The Federal Government of Nigeria officially granted Victor Attah International Airport full approval for international flight operations on 27 November 2025. The approval was secured by Governor Umo Eno during a meeting with the Minister of Aviation and Aerospace Development, Festus Keyamo, who stated that the airport's existing facilities, including its modern MRO and a runway of over three kilometers, already meet the standard for international status. This designation elevates the airport into the class of Nigerian airports authorized for international traffic, enabling it to receive and process international airlines and serve as a direct gateway linking Akwa Ibom to global destinations.

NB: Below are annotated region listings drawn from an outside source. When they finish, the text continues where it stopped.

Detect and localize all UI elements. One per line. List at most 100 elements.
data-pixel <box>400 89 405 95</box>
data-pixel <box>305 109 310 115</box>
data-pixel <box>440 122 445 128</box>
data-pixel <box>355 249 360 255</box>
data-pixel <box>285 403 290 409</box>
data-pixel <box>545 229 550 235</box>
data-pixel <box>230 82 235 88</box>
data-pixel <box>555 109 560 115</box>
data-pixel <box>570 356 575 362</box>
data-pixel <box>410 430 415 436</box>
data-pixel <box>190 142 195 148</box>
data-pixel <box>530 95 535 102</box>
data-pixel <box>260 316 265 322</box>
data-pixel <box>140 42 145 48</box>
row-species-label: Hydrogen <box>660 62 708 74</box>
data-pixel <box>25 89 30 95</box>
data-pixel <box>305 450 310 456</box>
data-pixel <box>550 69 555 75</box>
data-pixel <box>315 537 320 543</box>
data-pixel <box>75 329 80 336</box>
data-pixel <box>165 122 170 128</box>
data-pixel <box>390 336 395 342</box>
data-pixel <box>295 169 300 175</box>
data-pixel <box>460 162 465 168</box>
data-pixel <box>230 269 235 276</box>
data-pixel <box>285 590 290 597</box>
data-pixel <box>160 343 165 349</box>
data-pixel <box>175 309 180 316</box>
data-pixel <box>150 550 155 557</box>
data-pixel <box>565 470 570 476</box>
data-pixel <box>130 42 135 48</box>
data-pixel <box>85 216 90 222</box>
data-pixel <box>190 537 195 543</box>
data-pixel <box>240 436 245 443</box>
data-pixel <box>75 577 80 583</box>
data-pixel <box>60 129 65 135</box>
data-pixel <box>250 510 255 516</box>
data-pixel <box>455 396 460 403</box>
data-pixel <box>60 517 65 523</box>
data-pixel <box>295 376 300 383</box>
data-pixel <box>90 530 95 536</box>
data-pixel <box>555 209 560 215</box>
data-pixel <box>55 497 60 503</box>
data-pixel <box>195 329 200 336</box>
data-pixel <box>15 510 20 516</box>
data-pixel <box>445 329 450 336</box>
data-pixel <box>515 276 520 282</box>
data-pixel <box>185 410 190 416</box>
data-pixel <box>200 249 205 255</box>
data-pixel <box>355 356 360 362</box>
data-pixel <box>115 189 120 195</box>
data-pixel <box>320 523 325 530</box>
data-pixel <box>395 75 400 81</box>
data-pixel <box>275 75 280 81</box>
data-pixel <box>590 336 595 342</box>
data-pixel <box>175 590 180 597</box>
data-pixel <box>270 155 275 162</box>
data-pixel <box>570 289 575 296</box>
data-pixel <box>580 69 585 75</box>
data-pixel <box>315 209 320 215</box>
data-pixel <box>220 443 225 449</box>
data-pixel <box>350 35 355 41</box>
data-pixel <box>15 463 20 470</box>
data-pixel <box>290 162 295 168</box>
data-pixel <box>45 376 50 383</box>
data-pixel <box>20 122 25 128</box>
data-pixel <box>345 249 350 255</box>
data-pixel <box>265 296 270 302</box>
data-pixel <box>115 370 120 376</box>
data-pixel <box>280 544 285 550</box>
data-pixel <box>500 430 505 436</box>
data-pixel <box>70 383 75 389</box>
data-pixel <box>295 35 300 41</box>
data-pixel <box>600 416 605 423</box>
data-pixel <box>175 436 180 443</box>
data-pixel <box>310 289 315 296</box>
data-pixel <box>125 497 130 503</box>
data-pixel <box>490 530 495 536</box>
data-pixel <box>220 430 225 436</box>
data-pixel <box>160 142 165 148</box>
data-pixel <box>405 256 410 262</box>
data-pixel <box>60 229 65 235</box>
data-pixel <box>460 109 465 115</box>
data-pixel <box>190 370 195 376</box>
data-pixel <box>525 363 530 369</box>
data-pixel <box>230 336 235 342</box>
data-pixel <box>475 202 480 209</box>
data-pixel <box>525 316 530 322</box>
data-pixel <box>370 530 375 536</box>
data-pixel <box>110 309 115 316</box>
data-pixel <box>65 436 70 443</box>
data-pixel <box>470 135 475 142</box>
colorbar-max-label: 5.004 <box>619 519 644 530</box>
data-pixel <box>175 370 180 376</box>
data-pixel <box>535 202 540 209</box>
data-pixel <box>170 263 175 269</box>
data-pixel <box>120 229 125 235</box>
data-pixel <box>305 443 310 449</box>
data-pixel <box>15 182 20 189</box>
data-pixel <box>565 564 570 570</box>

Full international operations are expected to commence in the first quarter of 2026.

==Terminals==
===Terminal 1===
Terminal 1 opened in September 2009 to cater to flights at the airport. The terminal has check-in facilities and a ticketing section for departing passengers. It is also equipped with full body scanners and a departure lounge; departing passengers at the lounge can relax at the light restaurant until boarding is announced. The terminal has a baggage reclaim facility for arriving passengers. Passport control and customs are only available for international flights. The terminal serves Arik Air, Aero Contractors, Dana Air, Air Peace and charter airlines such as Sky Airlines, Atlasjet Airlines flying to Tel Aviv.
===Terminal 2===
Terminal 2 opened in 2026 and serves flights outside of Nigeria. It's a smart facility designed to handle 1 million passengers and is designed to bring domestic and international operations in a single roof. The terminal uses facial recognition, video analytics and queue detection systems fir security and protection. The terminal uses an HVAC climate control system for stable indoor conditions and motion-detected lighting to manage energy use. The terminal uses multiple generator to ensure uninterrupted operations.

On 14 June 2026, terminal 2 is also announced to be used for Ibom Air flights.